Both Rhoda and Nick loved the drawing when I showed it to them. Rhoda loved the circles and the color gradations in the shades of grey. Nick loved the composition and generally loves the new non-icon work that I have been doing lately. Neither of them saw what I see in the drawing until I pointed it out to them. I see this drawing as being very aggressive. I see the two outer shapes consuming the inner shape. I can also see at least 3 faces on this piece, one on each of the 3 bodies on the drawing. I see deep psychological meaning to this drawing. When I pointed this out to Rhoda she reminded me of the past month that she spent working on her 3 recent commissioned pieces which took all of her time, being and energy to produce and which pushed her to new limits of artistic endeavor.
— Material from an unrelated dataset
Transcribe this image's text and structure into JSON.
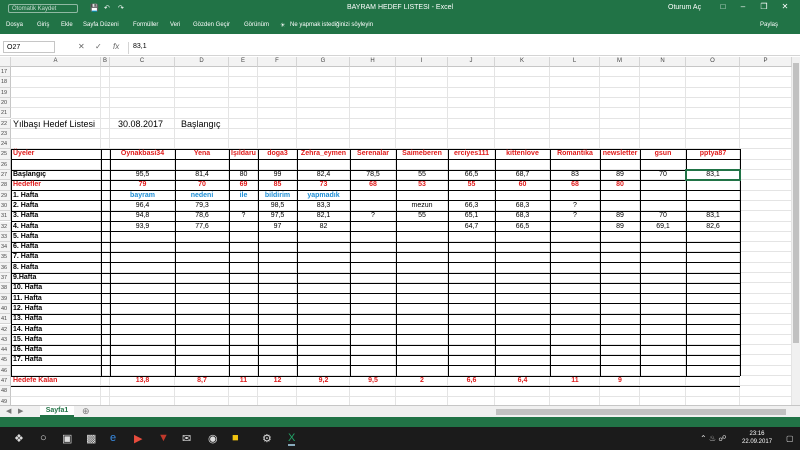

She reminded me just how exhausted emotionally she was when it was all over and how those pieces caused her to grow and suggested that in the same way this piece was a way of my dealing with the dark thoughts that were bothering me this morning.
As I mention in another blog post which I am simultaneously working on and will post soon, art is not always easy. It is not always fun. But if you stick with it, it is always worth it. There are times when your art, no matter what genre you work in, will be your way of working through painful places. It is therapy and it is free, but you must be willing to go to it and stick with it, even when the going gets tough.